В. Л. Писатели стали наставниками. Кстати, именно в советское время впервые писатели-то пришли из народа, сами были частью народа. Не дворяне, не помещики, а такие же, как все - крестьяне и рабочие. Из самых глубин. Пришли с культурой крестьянской, с языком крестьянским, которого не знали наши классики. С крестьянской психологией, с крестьянскими чувствованиями, с крестьянским миропониманием. Об этом почти никто не пишет. Но практически начался новый этап в русской литературе. Лесков, как бы ни был громаден как писатель, или Тургенев, но они - господа. И не могли понять смерда. Они только подслушивали, гениальным даром своим улавливали зовы предков своих или подслушивали мужиков на базарах и торжищах. Та литература - великая, но она - подслушивающая литература. И писалась наша великая литература не для народа, не для крестьян, - она писалась для элиты того времени. Именно с 1917 года, как к нему ни относись, началась крестьянская литература. Это совершенно невиданное национальное движение, учить стали выходцы из народа. Они больше знали, в чем нуждается крестьянин, какие боли и заботы у него. Я думаю, Лев Толстой, узнав про наших деревенских писателей, был бы потрясен. Как бы ни подбирали дворяне ключики к народу, как бы они ни были талантливы, может, они все гораздо талантливее нас, но все равно это соглядатаи народной жизни. А без учительства русская литература не может существовать. Она сразу иссякнет и рухнет.

В. Б. Володя, ты с первых же повестей, с "Белой горницы" писал о современной народной жизни. Тебя уже вводили вместе с Крупиным и Екимовым в обойму "младодеревенщиков". И вдруг ты ушел в историю, в глубь веков. Сначала изумительные "Скитальцы", о которых я писал, потом двенадцать лет работал над своей главной книгой "Раскол", так и не замеченной ни ельцинской придворной культурой, ни букерами с антибукерами. Что заставило тебя обратиться к истории? Почему надолго отошел от современности?

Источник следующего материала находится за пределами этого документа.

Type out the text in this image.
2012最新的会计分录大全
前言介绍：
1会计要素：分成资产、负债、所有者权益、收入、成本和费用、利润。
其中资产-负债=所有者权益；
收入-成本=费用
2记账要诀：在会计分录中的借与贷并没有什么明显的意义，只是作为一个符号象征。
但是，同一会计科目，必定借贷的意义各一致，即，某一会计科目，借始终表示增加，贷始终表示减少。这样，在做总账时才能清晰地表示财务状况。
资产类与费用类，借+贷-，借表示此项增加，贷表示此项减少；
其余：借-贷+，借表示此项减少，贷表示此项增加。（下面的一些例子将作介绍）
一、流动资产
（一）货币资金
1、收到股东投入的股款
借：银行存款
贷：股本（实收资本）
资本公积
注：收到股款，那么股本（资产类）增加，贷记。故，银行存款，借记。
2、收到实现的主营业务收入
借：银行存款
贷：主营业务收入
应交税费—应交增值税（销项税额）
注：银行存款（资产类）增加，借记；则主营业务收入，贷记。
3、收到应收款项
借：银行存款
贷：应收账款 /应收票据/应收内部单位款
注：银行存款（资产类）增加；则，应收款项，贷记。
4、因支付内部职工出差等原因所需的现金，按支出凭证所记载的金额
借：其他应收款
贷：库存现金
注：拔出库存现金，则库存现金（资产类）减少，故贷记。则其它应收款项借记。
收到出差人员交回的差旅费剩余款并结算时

В. Л. Хотелось выстроить духовное древо русского народа. Я увидел, что народ мало знает о себе самом. О своих истоках, о своей вере. И опять же в знак протеста. Вообще все, что я делаю, - как правило, в знак протеста. Мне кажется, что все происходит не так, как нужно. Не так вершится жизнь, не так делается политика, не так относятся к человеку. В брежневское время, между прочим, дух был задавлен. Как бы мы ни восхищались и нашим космосом, и энергетикой, и наукой, но гнетея духовная сидела в людях. Хотелось мне понять: откуда раскол в русских душах, откуда наше духовное скитание?

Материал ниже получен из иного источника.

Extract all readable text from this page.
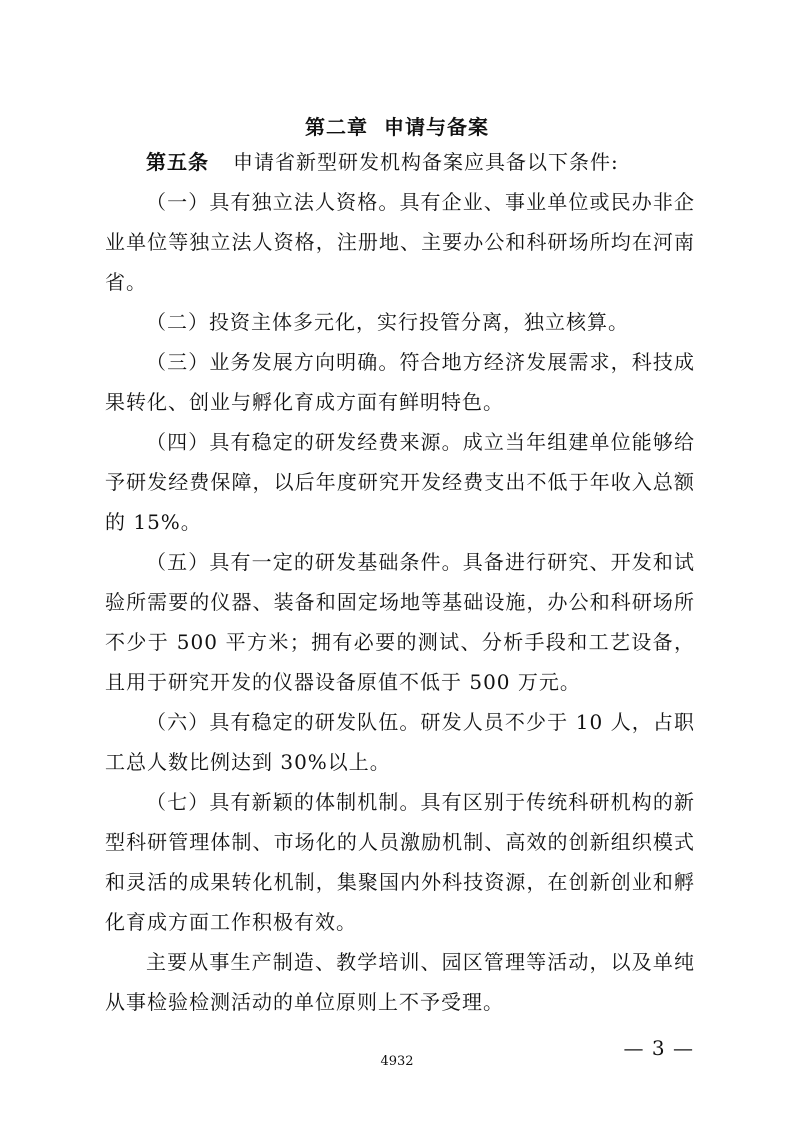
第二章  申请与备案

第五条 申请省新型研发机构备案应具备以下条件:

（一）具有独立法人资格。具有企业、事业单位或民办非企业单位等独立法人资格，注册地、主要办公和科研场所均在河南省。

（二）投资主体多元化，实行投管分离，独立核算。

（三）业务发展方向明确。符合地方经济发展需求，科技成果转化、创业与孵化育成方面有鲜明特色。

（四）具有稳定的研发经费来源。成立当年组建单位能够给予研发经费保障，以后年度研究开发经费支出不低于年收入总额的 15%。

（五）具有一定的研发基础条件。具备进行研究、开发和试验所需要的仪器、装备和固定场地等基础设施，办公和科研场所不少于 500 平方米；拥有必要的测试、分析手段和工艺设备，且用于研究开发的仪器设备原值不低于 500 万元。

（六）具有稳定的研发队伍。研发人员不少于 10 人，占职工总人数比例达到 30%以上。

（七）具有新颖的体制机制。具有区别于传统科研机构的新型科研管理体制、市场化的人员激励机制、高效的创新组织模式和灵活的成果转化机制，集聚国内外科技资源，在创新创业和孵化育成方面工作积极有效。

主要从事生产制造、教学培训、园区管理等活动，以及单纯从事检验检测活动的单位原则上不予受理。

— 3 —
4932
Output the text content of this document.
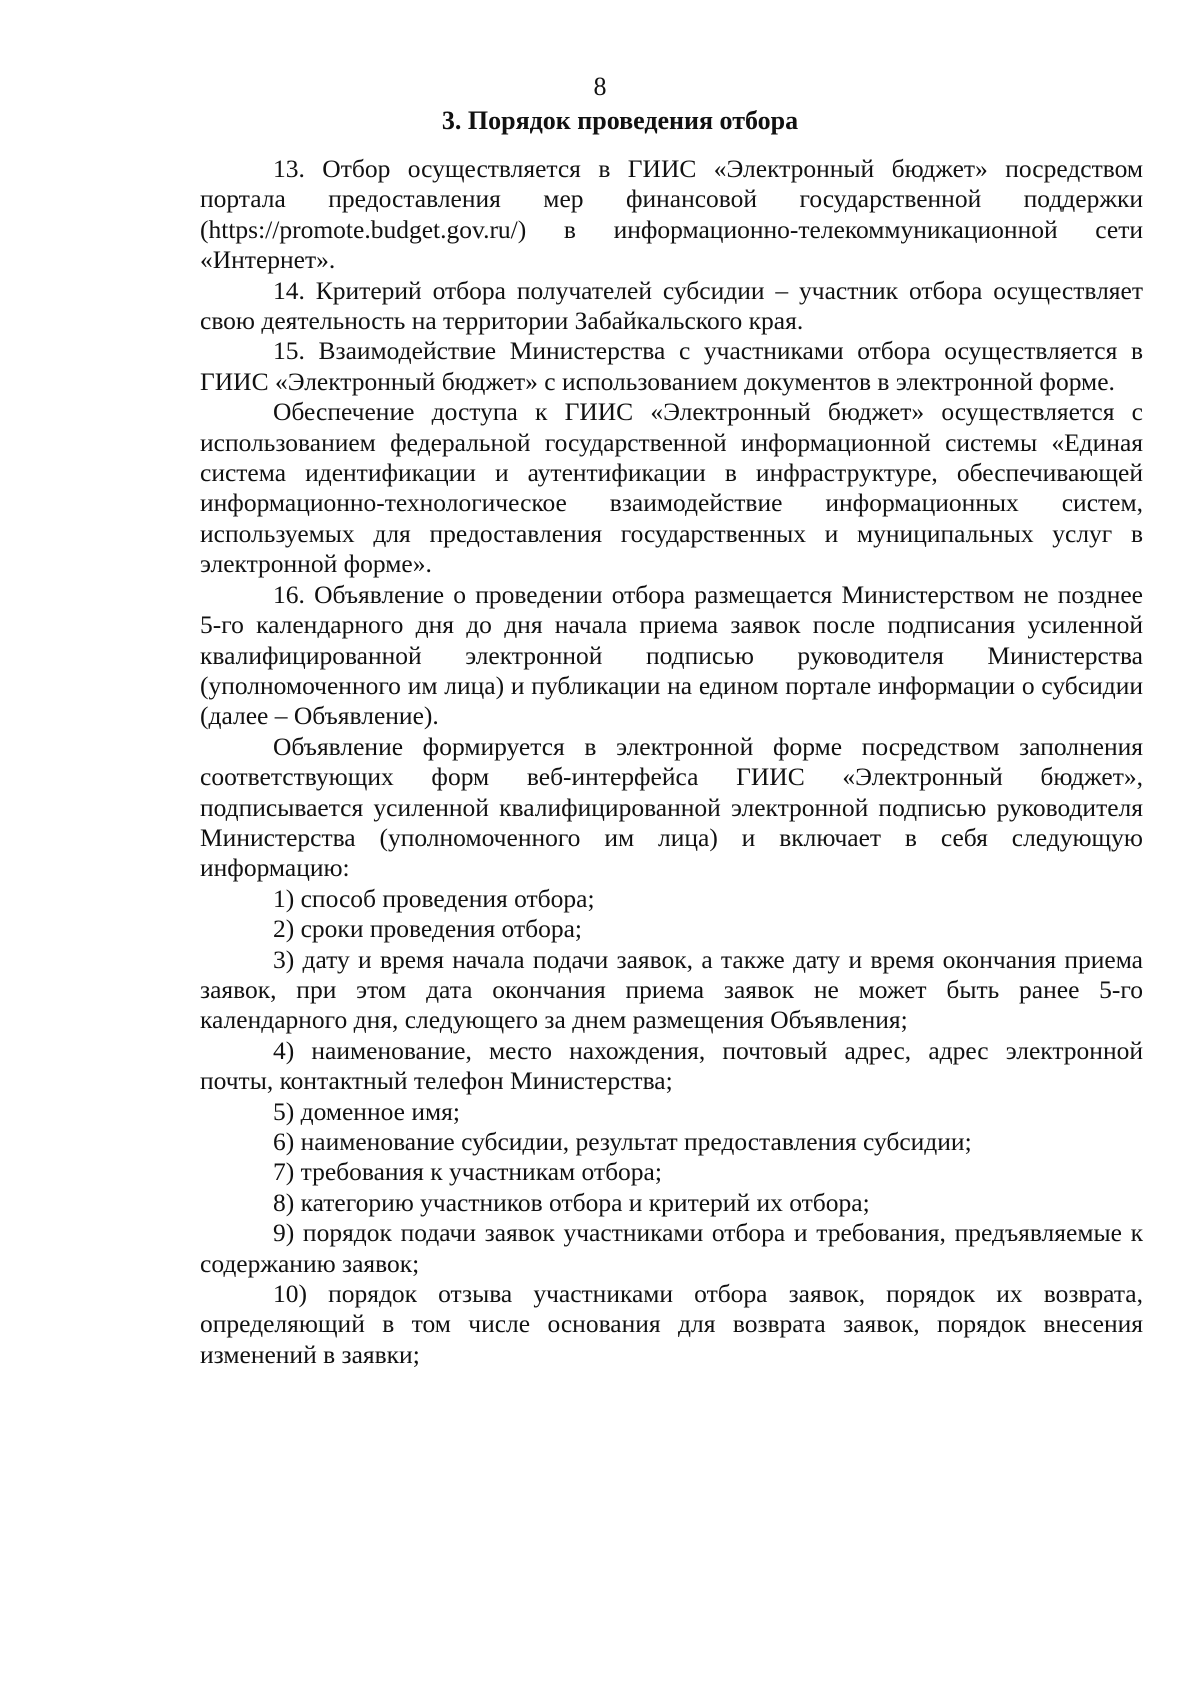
8
3. Порядок проведения отбора

13. Отбор осуществляется в ГИИС «Электронный бюджет» посредством портала предоставления мер финансовой государственной поддержки (https://promote.budget.gov.ru/) в информационно-телекоммуникационной сети «Интернет».

14. Критерий отбора получателей субсидии – участник отбора осуществляет свою деятельность на территории Забайкальского края.

15. Взаимодействие Министерства с участниками отбора осуществляется в ГИИС «Электронный бюджет» с использованием документов в электронной форме.

Обеспечение доступа к ГИИС «Электронный бюджет» осуществляется с использованием федеральной государственной информационной системы «Единая система идентификации и аутентификации в инфраструктуре, обеспечивающей информационно-технологическое взаимодействие информационных систем, используемых для предоставления государственных и муниципальных услуг в электронной форме».

16. Объявление о проведении отбора размещается Министерством не позднее 5-го календарного дня до дня начала приема заявок после подписания усиленной квалифицированной электронной подписью руководителя Министерства (уполномоченного им лица) и публикации на едином портале информации о субсидии (далее – Объявление).

Объявление формируется в электронной форме посредством заполнения соответствующих форм веб-интерфейса ГИИС «Электронный бюджет», подписывается усиленной квалифицированной электронной подписью руководителя Министерства (уполномоченного им лица) и включает в себя следующую информацию:

1) способ проведения отбора;

2) сроки проведения отбора;

3) дату и время начала подачи заявок, а также дату и время окончания приема заявок, при этом дата окончания приема заявок не может быть ранее 5-го календарного дня, следующего за днем размещения Объявления;

4) наименование, место нахождения, почтовый адрес, адрес электронной почты, контактный телефон Министерства;

5) доменное имя;

6) наименование субсидии, результат предоставления субсидии;

7) требования к участникам отбора;

8) категорию участников отбора и критерий их отбора;

9) порядок подачи заявок участниками отбора и требования, предъявляемые к содержанию заявок;

10) порядок отзыва участниками отбора заявок, порядок их возврата, определяющий в том числе основания для возврата заявок, порядок внесения изменений в заявки;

Во-первых, из знака протеста, что все издевались над староверчеством, над древним язычеством. Знание своей культуры не мешает православию. Историческая река имеет свою глубину и свои истоки. Русская культура начиналась с глубокой древности. В глубине веков состоялся русский человек. Там он понял природу как мать, тогда он обрел свое, непохожее на другие народы звучание. Почему мы так и не вошли в Европу? Почему мы - другие? Почему мы не живем меркантильностью? Почему распахнуты душою к ближнему? Совсем иная психология, не свойственная протестантскому обществу, не похожая на католическую. Вот мне и захотелось окунуться поглубже. Мне стало мало окружающей меня жизни, в которой мы все существуем. Не в ней ответы на мои вопросы.

Я начал писать "Скитальцы" из протеста против официальной религиозности брежневских лет. Она носила очень показной характер. Ты веруешь в Бога, это твое право, ты более совершенен, ты открыт Небу, и Небо открылось тебе. Тебе дана Благодать. Но где твоя отзывчивость и доброта? Где твое смирение и прощение тех, кто еще темен? Почему ты пригнетаешь других? Живи в своей красоте, в своем волшебном мире, но не пригнетай других. Отчичей и дедичей своих, которые жили по другим понятиям. Уважай их верования.

Почему русский человек так глубоко отшатнулся от православия? Где причины внутренние? Что заставило его?

Копнул XIX век - не то, надо глубже смотреть. Копнул XVII век и увидел всю трагедию раскола, первого русского глубинного духовного раскола, который мы в себе так и не преодолели.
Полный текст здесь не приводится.